А аккордеон перебирал опьяняющие шёпоты, в которых отражалась бесконечная трагедия человеческого существования, утонувшая в ничтожном сознании людей, чтобы взорваться вспышкой звучных образов, потоком тембров и тональностей, смешивающих краски мира с кроваво-алыми гвоздиками, которые алели кровью на траурном костюме музыканта. Инструмент, лежавший на чёрном куске ткани, закрывавшим колени музыканта, то открывался, то закрывался в ритме колебаний его тела. Наклонившись над своим инструментом, как бы слившись с ним, аккордеонист неутомимо слушал его голос. Его пальцы мчались по клавиатуре с ловкостью эльфов, извлекая целый букет арпеджио, серию мелодичных точек, чья пасторальная свежесть не могла порвать цепи некоей демонической концепции. Одновременно мизантропическая и универсальная жалоба аккордеона объединяла людей подобно праздничному фейерверку, чтобы тут же оставить их в одиночестве. Мелодия взрывалась, капризная и фантасмагорическая, порождая полифонию образов, динамичных, словно стрела в полёте. Разочарование и жизненные страдания чередовались в отрывистых фразах, сливавшихся в венке из теней и оттенков. Протяжная финальная нота, необыкновенно чистая, мерцала на заднем плане многоцветья. Оборвав свою жалобу, она, словно не желая властвовать, оставляла бурное половодье незнакомой поэмы во власти метаморфозы, раскрашенной тоскливыми страстями, ностальгией, сплином и озарениями. Главенствовал уже не смысл, а страсть, не надо было размышлять – просто поверить в ирреальность мира, в то, что фантазии любви и природы, мечтаний были выше, чем истина, что лишь сюрреалистическое представление мира могло бы вывести его за пределы рационального, дабы открыть путь к его тайнам.

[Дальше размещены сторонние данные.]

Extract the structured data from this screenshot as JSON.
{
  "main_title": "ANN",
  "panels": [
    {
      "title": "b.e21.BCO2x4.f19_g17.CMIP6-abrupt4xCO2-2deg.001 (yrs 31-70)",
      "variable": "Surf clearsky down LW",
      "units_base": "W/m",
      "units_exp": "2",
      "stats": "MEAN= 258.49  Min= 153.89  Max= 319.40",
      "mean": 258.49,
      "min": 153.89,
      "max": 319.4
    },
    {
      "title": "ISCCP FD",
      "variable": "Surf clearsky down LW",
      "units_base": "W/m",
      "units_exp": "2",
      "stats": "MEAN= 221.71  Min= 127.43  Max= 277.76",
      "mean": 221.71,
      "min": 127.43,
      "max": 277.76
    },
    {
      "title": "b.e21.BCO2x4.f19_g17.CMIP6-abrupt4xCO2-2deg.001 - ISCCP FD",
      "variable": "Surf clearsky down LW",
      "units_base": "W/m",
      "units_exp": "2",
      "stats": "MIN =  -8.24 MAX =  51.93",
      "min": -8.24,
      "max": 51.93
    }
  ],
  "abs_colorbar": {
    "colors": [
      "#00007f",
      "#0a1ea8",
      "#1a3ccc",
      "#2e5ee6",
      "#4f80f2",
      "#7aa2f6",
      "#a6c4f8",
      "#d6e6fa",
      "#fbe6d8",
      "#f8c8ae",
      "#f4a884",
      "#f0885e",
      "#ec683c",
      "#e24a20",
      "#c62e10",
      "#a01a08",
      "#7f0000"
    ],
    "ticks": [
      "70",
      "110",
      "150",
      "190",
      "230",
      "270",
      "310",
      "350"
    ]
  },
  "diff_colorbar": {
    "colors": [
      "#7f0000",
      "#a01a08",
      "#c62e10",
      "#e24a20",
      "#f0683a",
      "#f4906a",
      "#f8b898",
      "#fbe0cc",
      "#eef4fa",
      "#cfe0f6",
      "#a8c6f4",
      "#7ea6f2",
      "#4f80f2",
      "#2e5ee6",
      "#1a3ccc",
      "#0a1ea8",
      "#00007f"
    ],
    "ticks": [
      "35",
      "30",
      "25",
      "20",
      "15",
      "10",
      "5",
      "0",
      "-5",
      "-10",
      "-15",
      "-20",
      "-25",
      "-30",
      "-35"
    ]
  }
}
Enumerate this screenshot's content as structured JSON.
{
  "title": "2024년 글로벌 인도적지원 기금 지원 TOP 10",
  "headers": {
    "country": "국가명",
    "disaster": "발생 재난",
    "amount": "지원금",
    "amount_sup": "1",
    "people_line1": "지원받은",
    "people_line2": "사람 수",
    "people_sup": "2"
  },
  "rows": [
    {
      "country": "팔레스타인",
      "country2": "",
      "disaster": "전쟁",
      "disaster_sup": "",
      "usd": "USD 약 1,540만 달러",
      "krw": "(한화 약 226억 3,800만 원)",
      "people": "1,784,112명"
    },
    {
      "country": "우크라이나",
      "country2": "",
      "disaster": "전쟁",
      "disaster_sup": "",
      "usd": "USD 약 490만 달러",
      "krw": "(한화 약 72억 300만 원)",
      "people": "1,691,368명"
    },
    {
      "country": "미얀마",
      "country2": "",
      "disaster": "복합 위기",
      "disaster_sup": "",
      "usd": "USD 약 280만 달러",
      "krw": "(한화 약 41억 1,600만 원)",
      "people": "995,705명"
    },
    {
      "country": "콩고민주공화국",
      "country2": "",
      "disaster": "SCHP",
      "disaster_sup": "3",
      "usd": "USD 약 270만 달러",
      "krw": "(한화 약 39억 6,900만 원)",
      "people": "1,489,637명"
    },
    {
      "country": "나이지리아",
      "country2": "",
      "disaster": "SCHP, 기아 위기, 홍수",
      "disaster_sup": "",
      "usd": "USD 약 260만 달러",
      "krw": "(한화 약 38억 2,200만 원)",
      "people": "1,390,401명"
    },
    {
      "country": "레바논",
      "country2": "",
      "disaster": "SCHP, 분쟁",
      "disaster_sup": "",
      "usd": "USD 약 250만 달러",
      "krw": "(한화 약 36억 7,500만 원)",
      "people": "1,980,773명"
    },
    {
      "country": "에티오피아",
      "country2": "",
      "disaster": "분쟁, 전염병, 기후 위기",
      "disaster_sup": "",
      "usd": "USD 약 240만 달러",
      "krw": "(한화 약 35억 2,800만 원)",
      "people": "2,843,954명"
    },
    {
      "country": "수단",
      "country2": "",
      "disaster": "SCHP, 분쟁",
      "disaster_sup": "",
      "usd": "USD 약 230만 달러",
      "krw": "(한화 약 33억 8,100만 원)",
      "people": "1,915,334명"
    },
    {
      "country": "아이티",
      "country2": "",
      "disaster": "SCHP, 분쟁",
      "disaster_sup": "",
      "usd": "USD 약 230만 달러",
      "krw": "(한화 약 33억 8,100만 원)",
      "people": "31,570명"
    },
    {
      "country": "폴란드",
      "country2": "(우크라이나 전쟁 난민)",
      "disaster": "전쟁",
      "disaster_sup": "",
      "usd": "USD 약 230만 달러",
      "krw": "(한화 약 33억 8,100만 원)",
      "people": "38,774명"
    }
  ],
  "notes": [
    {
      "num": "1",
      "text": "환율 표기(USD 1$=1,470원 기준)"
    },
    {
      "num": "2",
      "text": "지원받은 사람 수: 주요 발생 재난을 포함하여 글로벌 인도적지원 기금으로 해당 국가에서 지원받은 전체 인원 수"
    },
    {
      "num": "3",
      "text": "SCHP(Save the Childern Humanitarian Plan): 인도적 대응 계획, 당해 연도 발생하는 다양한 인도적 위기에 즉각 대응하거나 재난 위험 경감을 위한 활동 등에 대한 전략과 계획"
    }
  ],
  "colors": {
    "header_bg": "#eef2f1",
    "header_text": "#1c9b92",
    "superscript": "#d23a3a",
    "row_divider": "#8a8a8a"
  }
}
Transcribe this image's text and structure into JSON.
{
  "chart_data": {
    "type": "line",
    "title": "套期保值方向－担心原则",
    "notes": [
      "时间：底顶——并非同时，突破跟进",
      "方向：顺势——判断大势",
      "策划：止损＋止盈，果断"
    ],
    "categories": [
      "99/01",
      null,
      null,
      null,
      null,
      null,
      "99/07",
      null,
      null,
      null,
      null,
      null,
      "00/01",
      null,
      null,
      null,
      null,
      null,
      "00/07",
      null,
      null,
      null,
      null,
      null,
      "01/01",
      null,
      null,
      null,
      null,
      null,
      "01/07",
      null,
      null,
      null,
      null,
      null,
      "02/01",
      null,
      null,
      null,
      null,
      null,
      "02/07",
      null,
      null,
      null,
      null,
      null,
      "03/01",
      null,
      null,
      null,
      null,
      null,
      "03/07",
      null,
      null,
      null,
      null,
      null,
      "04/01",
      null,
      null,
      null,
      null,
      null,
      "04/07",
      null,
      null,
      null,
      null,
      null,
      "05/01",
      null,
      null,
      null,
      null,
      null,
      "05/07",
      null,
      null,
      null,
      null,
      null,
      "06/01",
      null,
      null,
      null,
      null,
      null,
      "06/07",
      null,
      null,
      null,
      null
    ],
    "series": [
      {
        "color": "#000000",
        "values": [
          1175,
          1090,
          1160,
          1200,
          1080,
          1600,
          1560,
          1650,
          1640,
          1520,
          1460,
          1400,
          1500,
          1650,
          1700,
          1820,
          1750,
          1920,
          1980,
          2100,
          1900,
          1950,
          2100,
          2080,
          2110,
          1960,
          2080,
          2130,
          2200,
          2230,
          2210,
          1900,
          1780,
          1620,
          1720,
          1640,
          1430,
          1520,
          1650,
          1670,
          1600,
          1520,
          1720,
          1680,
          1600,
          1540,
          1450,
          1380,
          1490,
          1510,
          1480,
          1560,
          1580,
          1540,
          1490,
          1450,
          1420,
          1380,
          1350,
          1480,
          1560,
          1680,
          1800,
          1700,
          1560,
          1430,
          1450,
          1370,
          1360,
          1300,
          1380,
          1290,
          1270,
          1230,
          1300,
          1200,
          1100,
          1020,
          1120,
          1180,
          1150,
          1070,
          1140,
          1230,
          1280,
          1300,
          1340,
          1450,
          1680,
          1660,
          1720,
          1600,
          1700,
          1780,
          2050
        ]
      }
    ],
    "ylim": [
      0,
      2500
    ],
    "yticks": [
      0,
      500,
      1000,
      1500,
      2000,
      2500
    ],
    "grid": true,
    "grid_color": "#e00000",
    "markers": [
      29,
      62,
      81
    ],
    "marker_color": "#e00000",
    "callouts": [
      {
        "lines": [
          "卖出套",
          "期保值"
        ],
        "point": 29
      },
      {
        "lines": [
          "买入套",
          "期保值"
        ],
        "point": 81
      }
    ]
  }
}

Пара сотрясается в конвульсиях, точность которых определяется фатализмом, несовместимым со случайностью. Они отдаются ритму мелодичного движения на фоне вторичного ритма, подобно гармоничной радуге, одновременно трепещущей и неподвижной. Обе пульсации сталкиваются. Пара творит в танце эскиз загадочной китайской каллиграфии, создавая спектакль из неясного объекта желания на сцене, на которой разыгрывается подобие драмы. Игра цветовых оттенков придает мазкам чёрной кисти танцовщика сложную мозаику красных, коричневых, голубых и даже белых оттенков, разрывая цепкие объятия смерти пучком света, испускаемым серебряным украшением. Длинная, стройная нога, открытая до бедра, скользит по паркету, обнажая на неуловимое мгновение дрожание кожи над кружевной подвязкой, подчёркивающей белоснежную красоту рельефной ягодицы. Память об этом блеске плоти читалась в жесте, слове, сосредоточенном взгляде, который предвещает смертельную схватку двух галерников, ведущую в ад. Ноги переплетаются, следуя эротическому ритуалу, вышедшему из трагедий об истреблении американских индейцев, из африканской трагедии и европейской безнадёжности. Они смешиваются, переплетаются в бешеном ритме, ритме самой жизни. Они соприкасаются, снова расстаются, подобно парам, которые расстаются, чтобы встретиться вновь, оставляя за собой горестные воспоминания, болезненные столкновения, вроде встреч в Нью-Йорке, куда та, что носила его имя, вернулась, чтобы насмеяться над ним с одним из её любовников.